- 1 lb extra-sharp grated cheddar cheese
- 1⁄4 C grated onion
- 2-3 Tbsp mayonnaise
- 1 C chopped pecans
- 1 lb cream cheese (two 8-oz packages), softened
- 1⁄3 C chutney
- 1⁄2 tsp cayenne pepper
- 3 slices bacon, cooked until crisp
- 1⁄3 C frozen chopped spinach
- 1 tsp minced fresh garlic
- 1⁄2 tsp salt
- 1⁄4 tsp oregano
Recipe by Sarah Fritschner
Line a 1-quart dish with plastic wrap to allow release.
In a bowl, mix room-temperature cheddar cheese with onion and mayonnaise.
Spread half of mixture in dish.
Chill the dish, but not the remaining cheese mixture.
Add chopped pecans to remaining cheese mixture; set aside.
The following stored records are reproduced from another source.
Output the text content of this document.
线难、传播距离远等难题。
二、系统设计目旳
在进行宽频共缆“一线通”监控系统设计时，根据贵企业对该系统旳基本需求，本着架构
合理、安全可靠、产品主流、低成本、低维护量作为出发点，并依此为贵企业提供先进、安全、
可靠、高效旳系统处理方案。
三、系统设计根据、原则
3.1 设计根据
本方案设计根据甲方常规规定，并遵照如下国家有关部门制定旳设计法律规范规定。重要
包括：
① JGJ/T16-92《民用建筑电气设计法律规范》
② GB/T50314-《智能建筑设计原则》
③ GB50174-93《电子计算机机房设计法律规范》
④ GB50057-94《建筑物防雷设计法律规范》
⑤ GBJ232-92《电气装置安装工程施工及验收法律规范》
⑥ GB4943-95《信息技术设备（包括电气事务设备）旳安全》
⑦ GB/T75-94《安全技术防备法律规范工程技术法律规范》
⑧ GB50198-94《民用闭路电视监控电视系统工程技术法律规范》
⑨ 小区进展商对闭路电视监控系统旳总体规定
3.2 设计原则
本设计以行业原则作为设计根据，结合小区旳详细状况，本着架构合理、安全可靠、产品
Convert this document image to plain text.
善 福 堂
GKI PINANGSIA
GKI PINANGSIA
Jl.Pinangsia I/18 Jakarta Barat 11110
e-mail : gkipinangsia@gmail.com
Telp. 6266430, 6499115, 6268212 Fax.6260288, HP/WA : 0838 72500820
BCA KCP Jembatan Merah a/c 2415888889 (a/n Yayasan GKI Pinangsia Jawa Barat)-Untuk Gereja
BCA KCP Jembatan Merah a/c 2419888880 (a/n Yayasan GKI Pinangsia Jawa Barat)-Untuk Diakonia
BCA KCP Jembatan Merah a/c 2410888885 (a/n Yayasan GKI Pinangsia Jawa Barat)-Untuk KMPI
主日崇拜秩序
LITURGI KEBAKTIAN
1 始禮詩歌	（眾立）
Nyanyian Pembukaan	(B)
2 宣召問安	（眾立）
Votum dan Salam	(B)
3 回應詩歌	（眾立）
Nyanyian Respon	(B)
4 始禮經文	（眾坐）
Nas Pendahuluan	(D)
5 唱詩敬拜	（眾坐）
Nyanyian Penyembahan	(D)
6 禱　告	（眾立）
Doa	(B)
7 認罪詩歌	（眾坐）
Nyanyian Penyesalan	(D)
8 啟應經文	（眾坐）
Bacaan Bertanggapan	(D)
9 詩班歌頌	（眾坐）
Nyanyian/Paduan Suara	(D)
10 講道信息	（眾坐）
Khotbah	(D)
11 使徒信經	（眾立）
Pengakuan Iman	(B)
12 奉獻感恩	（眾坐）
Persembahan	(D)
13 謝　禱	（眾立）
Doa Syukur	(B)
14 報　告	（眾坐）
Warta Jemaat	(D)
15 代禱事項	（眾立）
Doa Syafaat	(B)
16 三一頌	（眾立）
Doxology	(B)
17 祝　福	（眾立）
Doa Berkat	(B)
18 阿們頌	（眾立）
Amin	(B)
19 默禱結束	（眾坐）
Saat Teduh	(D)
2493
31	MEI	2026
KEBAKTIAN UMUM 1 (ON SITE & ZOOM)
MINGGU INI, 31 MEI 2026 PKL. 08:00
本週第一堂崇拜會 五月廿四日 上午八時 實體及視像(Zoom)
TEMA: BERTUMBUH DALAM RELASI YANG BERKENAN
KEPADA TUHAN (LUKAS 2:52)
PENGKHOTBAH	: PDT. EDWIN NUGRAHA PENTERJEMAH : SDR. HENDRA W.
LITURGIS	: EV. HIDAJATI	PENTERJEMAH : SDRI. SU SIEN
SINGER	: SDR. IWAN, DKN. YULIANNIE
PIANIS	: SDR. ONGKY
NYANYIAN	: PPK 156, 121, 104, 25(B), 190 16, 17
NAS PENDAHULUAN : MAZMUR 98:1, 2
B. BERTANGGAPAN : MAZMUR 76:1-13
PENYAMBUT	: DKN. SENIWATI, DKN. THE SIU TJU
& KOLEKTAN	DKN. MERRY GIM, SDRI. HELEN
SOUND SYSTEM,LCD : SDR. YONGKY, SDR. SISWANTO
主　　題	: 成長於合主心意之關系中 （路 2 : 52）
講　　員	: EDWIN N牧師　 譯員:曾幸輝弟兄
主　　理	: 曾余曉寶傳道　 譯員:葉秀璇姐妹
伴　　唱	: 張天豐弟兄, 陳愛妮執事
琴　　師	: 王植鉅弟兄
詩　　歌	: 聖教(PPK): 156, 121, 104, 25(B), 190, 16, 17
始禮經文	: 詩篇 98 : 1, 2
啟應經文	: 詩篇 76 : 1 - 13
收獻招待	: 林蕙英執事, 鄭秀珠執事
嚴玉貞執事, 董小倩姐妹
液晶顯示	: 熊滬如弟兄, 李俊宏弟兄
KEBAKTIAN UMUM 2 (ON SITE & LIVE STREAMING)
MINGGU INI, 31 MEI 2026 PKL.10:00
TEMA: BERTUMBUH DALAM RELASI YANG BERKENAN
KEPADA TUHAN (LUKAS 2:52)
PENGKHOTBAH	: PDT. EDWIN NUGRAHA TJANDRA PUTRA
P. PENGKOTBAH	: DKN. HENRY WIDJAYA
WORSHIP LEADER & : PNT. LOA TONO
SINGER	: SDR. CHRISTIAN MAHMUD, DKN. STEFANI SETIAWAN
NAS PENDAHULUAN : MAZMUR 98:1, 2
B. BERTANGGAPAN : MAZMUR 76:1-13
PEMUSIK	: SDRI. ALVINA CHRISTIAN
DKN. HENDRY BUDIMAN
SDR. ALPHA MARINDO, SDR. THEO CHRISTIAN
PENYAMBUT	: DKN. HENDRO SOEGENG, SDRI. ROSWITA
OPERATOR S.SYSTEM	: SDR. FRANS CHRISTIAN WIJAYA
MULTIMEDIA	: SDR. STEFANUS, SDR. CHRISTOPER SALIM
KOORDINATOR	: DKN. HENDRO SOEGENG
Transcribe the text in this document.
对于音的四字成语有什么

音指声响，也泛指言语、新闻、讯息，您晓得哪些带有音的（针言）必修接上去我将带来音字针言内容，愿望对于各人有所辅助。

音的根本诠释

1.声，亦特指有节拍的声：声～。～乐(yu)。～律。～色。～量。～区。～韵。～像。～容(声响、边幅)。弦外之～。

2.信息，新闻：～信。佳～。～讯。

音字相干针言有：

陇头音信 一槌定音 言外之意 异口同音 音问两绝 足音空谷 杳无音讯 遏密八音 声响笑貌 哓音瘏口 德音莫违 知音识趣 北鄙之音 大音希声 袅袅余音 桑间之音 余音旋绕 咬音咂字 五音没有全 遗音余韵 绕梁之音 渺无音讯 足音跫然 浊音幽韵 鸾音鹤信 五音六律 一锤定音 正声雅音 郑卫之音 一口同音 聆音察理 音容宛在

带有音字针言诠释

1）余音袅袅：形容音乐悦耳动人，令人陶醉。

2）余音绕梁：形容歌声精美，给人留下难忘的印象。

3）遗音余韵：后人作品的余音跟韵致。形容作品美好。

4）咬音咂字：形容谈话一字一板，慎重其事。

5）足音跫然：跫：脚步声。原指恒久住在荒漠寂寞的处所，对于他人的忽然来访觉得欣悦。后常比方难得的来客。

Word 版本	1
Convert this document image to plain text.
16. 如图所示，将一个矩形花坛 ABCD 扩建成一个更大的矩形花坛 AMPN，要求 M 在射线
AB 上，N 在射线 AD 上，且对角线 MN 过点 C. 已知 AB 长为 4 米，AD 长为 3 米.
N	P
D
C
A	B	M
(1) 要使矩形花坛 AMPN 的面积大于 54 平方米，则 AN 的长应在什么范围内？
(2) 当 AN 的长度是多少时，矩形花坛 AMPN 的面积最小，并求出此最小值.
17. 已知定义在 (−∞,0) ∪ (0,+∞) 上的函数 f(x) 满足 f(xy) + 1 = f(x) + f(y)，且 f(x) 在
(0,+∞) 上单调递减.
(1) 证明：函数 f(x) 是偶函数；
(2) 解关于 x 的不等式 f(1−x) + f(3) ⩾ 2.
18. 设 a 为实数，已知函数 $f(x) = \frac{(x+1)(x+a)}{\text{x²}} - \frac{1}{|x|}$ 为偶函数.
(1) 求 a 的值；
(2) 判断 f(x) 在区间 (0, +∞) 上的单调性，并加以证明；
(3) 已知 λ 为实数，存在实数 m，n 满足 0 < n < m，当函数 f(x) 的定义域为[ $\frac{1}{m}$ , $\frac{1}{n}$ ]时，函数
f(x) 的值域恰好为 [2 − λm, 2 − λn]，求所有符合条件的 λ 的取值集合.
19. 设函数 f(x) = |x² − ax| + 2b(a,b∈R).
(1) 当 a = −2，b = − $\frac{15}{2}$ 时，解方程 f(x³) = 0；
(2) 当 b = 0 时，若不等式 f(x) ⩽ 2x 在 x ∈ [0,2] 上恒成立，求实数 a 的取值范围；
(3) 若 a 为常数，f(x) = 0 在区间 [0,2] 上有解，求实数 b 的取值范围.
In another bowl, combine 1/2 pound of cream cheese with chutney and cayenne.
Spread over cheddar mixture in dish.
Thaw spinach and squeeze to remove all water.
Combine spinach in a bowl with remaining cream cheese mixture, bacon, garlic, salt, and oregano.
Spread over chilled cheese-chutney mixture.
Top with the cheese-pecan mixture.
Cover with plastic wrap and refrigerate or freeze until ready to use.
If frozen, thaw overnight in fridge.
Invert torte onto a serving plate and serve with crackers. Serves 20.